Sanctuary Baines’ Camp, Botswana – constructed from commercially-grown wood and over 150,000 recycled aluminium cans which were collected by the local community. Guests can also meet and interact with semi-habituated orphaned elephants and in so doing make a contribution to the Living With Elephants Foundation; a non-profit organisation that seeks to secure the long-term future of the species.
Gondwana Tented Eco Camp, South Africa – this family-friendly, off-the-grid eco camp on the Garden Route encourages guests to participate in meaningful conservation activities during their stay. In between spotting the Big 5, visitors can help carry out game counts, set up camera traps, track the resident radio-collared lions and hack down invasive plant species.
Delta Camp, Botswana – situated on a small island in the Okavango Delta, each of the chalets is built of natural materials, into and around ancient, indigenous trees and elevated off the forest floor in order to be as unobtrusive as possible. The camp’s environmental sensitivity extends to its use of biodegradable products wherever possible, careful separation, treatment and removal of refuse and solar-powered electric lighting.
Eden Lodge, Madagascar – recognised the world over as a model of sustainable tourism, this exclusive property embodies a new concept for luxury accommodation in Madagascar because of its unique location in a protected natural reserve. 100% solar powered, Eden Lodge is a remote paradise that prioritises the reduction of its environmental impact as well as actively conserving the surrounding flora and fauna and supporting local communities.
Zarafa Camp, Botswana – an intimate, four-room tented camp located on the on the private 130,000-hectare Selinda Reserve in northern Botswana that remains the country’s first and only Relais & Chateaux property.
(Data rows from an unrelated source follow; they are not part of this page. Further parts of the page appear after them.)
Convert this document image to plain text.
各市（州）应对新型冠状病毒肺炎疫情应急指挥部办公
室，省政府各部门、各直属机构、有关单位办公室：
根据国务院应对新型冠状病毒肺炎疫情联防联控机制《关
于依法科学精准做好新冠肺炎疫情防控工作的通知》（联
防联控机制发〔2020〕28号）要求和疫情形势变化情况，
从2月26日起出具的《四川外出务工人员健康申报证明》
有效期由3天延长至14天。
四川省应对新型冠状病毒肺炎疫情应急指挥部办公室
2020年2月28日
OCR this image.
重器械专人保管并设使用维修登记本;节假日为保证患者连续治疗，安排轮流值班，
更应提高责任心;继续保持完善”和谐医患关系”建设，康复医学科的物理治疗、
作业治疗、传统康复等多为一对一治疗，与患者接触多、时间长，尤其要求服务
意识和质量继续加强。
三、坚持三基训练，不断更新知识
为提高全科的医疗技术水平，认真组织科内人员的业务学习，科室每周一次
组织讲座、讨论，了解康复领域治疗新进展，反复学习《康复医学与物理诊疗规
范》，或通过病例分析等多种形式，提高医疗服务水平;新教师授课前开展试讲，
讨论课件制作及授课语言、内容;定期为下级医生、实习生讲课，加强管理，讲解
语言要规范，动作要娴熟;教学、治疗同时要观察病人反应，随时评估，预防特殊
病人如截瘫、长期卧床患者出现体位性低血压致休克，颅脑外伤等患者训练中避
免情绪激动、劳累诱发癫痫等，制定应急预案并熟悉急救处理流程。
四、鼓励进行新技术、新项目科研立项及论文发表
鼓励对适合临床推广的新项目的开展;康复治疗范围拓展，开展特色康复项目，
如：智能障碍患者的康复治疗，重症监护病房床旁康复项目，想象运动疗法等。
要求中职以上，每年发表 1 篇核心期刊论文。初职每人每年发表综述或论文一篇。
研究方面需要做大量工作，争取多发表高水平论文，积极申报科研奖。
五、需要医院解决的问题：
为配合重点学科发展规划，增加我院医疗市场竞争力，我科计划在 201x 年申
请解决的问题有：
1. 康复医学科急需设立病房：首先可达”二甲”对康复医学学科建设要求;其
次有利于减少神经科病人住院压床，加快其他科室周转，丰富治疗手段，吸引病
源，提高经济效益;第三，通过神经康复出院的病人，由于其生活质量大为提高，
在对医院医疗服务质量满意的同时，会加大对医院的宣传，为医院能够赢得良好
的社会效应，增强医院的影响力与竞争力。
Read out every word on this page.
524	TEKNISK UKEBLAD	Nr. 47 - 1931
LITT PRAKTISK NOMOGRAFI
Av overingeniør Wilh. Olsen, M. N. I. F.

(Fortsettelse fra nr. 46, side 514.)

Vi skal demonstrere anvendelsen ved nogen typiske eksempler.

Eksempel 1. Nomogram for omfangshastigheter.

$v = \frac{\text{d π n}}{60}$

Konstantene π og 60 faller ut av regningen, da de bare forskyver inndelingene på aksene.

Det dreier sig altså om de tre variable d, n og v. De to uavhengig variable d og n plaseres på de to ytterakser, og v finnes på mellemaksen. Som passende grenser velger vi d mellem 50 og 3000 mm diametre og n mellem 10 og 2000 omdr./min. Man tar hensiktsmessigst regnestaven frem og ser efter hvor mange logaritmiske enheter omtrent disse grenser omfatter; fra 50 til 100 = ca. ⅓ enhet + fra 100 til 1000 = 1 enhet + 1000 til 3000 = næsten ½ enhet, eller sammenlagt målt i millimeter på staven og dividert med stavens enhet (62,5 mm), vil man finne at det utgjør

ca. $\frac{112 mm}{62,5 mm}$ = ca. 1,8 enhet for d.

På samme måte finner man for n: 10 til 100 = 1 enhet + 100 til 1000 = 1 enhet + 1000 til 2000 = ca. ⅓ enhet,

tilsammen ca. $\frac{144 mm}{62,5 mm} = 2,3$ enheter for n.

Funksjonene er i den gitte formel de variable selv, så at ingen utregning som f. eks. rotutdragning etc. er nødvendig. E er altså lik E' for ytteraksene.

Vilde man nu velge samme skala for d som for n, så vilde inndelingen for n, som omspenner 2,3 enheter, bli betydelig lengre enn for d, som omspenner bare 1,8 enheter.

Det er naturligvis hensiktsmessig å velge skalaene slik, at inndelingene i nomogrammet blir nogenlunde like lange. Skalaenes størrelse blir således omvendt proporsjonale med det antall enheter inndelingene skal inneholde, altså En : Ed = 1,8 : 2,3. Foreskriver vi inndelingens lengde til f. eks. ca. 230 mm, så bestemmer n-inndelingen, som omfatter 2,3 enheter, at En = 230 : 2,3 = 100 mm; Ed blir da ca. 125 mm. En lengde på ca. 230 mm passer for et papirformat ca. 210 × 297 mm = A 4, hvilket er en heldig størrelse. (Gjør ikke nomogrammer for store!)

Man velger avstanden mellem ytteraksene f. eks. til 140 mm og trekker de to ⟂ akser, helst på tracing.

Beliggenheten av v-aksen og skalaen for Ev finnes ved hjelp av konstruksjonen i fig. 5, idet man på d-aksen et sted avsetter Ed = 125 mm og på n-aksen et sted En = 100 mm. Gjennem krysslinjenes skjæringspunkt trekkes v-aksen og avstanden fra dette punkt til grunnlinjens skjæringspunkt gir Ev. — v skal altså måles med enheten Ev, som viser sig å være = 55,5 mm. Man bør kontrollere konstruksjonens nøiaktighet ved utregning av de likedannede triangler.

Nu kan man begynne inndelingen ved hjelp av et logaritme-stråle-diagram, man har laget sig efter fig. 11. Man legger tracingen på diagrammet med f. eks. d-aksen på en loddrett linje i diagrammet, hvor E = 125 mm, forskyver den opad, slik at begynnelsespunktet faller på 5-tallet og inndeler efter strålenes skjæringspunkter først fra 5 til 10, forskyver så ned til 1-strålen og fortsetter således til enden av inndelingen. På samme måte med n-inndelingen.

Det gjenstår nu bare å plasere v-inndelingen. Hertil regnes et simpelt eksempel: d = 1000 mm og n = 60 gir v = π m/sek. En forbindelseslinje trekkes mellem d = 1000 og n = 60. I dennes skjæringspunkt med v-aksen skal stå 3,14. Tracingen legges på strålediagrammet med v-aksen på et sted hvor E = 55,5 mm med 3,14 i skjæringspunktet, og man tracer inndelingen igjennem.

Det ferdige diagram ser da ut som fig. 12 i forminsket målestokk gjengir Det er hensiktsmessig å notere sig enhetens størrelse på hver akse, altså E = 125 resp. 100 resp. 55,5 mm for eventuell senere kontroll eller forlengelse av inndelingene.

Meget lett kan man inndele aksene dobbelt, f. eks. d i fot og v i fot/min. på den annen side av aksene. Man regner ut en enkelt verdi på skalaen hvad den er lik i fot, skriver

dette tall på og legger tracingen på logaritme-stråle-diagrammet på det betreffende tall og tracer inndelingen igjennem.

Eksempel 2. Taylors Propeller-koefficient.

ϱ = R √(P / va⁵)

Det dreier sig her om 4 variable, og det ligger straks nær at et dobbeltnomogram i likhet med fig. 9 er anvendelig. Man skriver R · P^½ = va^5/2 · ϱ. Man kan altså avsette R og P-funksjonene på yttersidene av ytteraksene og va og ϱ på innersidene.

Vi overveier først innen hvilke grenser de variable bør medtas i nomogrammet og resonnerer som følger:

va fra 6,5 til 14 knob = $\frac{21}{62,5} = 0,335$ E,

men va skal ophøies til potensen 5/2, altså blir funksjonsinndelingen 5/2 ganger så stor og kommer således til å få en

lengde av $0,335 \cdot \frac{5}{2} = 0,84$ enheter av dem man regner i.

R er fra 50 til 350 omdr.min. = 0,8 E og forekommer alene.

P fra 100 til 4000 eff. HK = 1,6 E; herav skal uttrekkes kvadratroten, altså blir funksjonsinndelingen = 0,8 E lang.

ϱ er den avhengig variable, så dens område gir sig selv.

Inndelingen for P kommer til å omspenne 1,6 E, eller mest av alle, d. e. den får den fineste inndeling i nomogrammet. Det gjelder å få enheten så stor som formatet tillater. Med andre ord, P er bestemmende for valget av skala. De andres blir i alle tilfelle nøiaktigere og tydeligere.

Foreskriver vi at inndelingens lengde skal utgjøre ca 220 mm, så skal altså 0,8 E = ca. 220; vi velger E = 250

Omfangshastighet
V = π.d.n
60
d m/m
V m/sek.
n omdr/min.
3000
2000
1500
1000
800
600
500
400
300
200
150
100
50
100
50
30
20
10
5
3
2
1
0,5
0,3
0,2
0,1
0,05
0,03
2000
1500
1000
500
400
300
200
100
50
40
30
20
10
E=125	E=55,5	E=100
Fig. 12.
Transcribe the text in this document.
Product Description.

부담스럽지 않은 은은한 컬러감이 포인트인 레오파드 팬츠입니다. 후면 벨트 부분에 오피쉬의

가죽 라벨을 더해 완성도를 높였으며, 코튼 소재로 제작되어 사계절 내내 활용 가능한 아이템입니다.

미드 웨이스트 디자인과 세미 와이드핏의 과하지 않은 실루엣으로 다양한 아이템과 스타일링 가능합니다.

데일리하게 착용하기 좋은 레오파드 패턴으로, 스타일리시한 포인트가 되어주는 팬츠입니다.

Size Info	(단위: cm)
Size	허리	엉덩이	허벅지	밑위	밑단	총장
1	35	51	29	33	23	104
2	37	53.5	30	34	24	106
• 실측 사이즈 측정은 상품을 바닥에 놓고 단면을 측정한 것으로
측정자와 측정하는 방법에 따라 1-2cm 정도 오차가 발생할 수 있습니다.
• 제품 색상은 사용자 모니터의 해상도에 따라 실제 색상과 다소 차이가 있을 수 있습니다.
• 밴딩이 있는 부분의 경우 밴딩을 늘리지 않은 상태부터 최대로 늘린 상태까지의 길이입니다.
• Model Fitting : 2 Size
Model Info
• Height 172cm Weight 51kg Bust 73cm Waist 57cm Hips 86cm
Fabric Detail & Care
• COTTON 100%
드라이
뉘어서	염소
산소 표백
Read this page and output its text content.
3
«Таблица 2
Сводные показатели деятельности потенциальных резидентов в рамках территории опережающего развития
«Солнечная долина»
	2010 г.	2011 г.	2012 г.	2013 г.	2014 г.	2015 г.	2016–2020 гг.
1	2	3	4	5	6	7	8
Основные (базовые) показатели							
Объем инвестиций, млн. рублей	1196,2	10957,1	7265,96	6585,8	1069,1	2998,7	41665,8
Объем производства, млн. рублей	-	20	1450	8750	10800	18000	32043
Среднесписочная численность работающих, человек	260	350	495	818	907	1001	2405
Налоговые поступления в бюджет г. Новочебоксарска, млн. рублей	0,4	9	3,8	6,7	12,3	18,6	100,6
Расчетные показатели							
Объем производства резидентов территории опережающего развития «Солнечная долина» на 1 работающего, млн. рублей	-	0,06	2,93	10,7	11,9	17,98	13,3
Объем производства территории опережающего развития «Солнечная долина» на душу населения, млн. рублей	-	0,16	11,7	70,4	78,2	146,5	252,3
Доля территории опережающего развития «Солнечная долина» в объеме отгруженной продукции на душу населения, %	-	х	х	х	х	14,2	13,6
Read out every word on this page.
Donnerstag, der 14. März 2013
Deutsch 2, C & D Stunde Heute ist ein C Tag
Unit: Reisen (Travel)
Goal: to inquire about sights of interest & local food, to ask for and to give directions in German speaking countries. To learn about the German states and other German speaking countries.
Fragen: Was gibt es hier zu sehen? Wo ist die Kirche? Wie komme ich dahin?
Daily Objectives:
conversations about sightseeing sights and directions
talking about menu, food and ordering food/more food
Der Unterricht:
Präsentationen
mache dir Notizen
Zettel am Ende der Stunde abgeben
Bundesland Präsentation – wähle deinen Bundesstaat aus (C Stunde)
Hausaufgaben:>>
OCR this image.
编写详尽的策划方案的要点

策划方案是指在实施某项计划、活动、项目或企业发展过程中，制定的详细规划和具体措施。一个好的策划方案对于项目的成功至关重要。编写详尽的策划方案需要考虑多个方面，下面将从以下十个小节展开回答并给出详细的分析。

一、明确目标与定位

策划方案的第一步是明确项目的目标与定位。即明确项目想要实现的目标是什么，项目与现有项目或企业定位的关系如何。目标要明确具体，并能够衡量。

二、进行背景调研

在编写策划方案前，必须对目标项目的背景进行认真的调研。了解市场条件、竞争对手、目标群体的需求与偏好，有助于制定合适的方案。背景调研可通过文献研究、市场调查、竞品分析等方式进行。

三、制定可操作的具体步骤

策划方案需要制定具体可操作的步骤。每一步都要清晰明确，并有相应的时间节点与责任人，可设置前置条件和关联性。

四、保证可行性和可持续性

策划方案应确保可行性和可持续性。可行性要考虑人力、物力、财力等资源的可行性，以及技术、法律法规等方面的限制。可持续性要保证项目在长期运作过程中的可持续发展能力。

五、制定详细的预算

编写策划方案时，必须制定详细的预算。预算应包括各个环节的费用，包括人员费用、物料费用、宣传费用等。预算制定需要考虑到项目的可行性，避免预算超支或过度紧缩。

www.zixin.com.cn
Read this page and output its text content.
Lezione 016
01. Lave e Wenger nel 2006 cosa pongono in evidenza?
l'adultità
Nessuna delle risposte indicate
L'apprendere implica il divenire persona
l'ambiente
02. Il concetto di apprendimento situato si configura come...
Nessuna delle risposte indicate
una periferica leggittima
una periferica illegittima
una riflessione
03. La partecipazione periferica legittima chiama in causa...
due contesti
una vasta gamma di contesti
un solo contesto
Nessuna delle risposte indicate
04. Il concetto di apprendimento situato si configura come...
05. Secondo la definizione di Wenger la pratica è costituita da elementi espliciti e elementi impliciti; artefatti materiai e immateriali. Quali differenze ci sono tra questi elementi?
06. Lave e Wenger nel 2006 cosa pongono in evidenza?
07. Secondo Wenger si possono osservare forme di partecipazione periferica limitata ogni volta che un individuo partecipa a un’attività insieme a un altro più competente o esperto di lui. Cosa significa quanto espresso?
Only recycled hardwoods and canvas were used in the construction and all the camp’s electricity comes from its solar farm while ‘bio gas’ plants recycle waste into usable cooking gas.
Wolwedans Collection, Namibia – this group of camps in the NamibRand Nature Reserve is a leader in sustainable development, working on sustainable, mostly tourism-driven enterprises, whilst fostering community development, conservation support and cultural stewardship. All the camps are designed to minimize environmental impact, exploring innovative building techniques and utilizing sustainable technologies.